得到密钥7H15_Is_4_73tr15_m4z3!，发现可以继续向后执行逻辑了，之后是一个单字节解密和一个PE文件加载器，在

CurrentProcess = GetCurrentProcess();
FlushInstructionCache(CurrentProcess, lpBaseAddress, v6);
nSize = 4096;
v27 = 4095;
v8 = alloca(sub_7FF63B752640());
lpBuffer = v10;
EnvironmentVariableA = GetEnvironmentVariableA("LODA_ARGS", v10, nSize);
if ( EnvironmentVariableA && EnvironmentVariableA < nSize )
{
  Destination = (char *)malloc(EnvironmentVariableA + 1);
  if ( Destination )
  {
    strcpy(Destination, lpBuffer);
    v53 = 0;
    v52 = 0;
    v53 = realloc(0, 8u);
    if ( v53 )
    {
      *(_QWORD *)v53 = "loda.dll";
      v52 = 1;
      for ( ii = strtok(Destination, " "); ii; ii = strtok(0, " ") )
      {
        v53 = realloc(v53, 8LL * (v52 + 1));
        if ( !v53 )
          return;
        *((_QWORD *)v53 + v52++) = ii;
      }
      v53 = realloc(v53, 8LL * (v52 + 1));
      if ( v53 )
      {
        *((_QWORD *)v53 + v52) = 0;
        v23 = *((_DWORD *)v46 + 10);
        free(Block);
        v22 = (void (__fastcall *)(LPCVOID, __int64, void *))((char *)lpBaseAddress + v23);
        v22(lpBaseAddress, 1, v53);
        free(Destination);
        free(v53);
      }
    }
  }
}
else
{
  v21 = *((_DWORD *)v46 + 10);
  free(Block);
  v20 = (char *)lpBaseAddress + v21;
  ((void (__fastcall *)(LPCVOID, __int64, _QWORD))v20)(lpBaseAddress, 1, 0);
}

中读取了名为LODA_ARGS的环境变量值，并将其按空格拆分后解析，传入payload（实际为dll），函数在v22(lpBaseAddress, 1, v53);这一行进入dll内部，在此之前可以选择dump整个dll以便分析，也可以继续在动态调试中跟进.

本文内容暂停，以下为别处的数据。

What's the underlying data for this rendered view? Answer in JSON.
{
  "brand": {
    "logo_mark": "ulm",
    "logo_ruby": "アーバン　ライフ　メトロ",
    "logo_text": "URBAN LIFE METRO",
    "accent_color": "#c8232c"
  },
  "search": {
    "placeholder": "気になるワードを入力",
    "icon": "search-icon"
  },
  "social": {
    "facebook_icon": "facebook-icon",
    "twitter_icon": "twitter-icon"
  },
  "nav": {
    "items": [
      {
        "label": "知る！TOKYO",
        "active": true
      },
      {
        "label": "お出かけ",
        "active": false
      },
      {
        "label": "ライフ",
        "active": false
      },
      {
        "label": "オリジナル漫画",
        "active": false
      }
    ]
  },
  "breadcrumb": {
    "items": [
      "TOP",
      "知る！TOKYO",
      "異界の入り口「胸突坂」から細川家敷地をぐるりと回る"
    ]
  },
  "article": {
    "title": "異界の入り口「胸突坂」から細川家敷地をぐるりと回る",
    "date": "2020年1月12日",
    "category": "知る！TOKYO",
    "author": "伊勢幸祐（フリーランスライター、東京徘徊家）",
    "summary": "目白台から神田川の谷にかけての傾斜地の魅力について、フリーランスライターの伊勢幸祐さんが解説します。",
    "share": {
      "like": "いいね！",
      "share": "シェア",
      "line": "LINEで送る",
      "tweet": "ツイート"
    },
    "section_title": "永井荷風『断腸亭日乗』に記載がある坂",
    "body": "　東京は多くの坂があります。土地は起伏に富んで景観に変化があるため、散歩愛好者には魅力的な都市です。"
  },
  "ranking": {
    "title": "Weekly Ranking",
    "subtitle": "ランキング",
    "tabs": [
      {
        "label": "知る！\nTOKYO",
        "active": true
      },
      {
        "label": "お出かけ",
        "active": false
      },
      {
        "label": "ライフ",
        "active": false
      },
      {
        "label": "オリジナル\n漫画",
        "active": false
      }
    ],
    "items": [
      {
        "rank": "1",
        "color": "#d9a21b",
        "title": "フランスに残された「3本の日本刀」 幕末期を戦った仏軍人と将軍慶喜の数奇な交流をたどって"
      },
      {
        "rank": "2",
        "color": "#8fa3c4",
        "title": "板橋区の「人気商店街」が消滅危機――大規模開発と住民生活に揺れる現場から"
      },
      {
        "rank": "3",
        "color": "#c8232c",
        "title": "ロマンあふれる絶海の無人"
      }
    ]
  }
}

之后进入dll，如果没有在LODA_ARGS中传参，那么程序会直接退出，我们可以试试创建LODA_ARGS并随机输入一些内容进行盲测，注意到此时弹出了Input your flag:，我们可以去dll中查找这个字符串：

// Hidden C++ exception states: #wind=2
void __fastcall __noreturn sub_180024D00(unsigned int a1, __int64 a2)
{
  __int64 v4; // rax
  _QWORD v5[3]; // [rsp+28h] [rbp-130h] BYREF
  _BYTE v6[128]; // [rsp+40h] [rbp-118h] BYREF
  _BYTE v7[128]; // [rsp+C0h] [rbp-98h] BYREF

  sub_1801090E0(v7);
  sub_180109550(v7, v5, a1, a2);
  sub_18000A600(&qword_180190BB0, "Input your flag: ");
  sub_180022040(&qword_180190D70, &qword_18018C030);
  v4 = sub_180012930(v6, v7);
  sub_1800224F0(v4, v5);
  sub_18011C524(0);
  JUMPOUT(0x180024D97LL);
}

此即为main函数，注意到程序在我们输入flag后弹出了一条消息：Unknown command: ，这说明LODA_ARGS中的第一个参数是一个指令，我们可以搜索字符串或者使用万能的help进行盲测，弹出：

Welcome to LODA CTF version. More information at https://loda-lang.org/

Usage: loda <command> <options>

Commands:
  eval      <program>  Evaluate an integer sequence program (see -t,-b,-s)
  check     <program>  Verify correctness of an integer sequence program (see -b)
  mine                 Mine programs for integer sequences (see -i,-p,-P,-H)
  submit  <file> [id]  Submit an integer sequence program to the central repository
  export    <program>  Export a program and print the result (see -o,-t)
  optimize  <program>  Optimize a program and print the result
  minimize  <program>  Minimize a program and print the result (see -t)
  profile   <program>  Measure program evaluation time (see -t)
  fold <program> <id>  Fold a subprogram given by ID into a seq-operation
  unfold    <program>  Unfold the first seq-operation of a program
  mutate    <program>  Mutate a program to mine for integer sequences
  setup                Run interactive setup to configure LODA
  update               Update integer sequence and program data
  upgrade              Check for and install the latest LODA version

Targets:
  <file>               Path to a LODA file (file extension: *.asm)
  <id>                 ID of an integer sequence (example: A000045)
  <program>            Either an <file> or an <id>

Options:
  -t <number>          Number of sequence terms (default: 8)
  -b                   Print result in the OEIS b-file format
  -o <string>          Export format (formula,loda,pari,range)
  -d                   Export with dependencies to other programs
  -s                   Evaluate program and return number of execution steps
  -c <number>          Maximum number of execution steps (no limit: -1)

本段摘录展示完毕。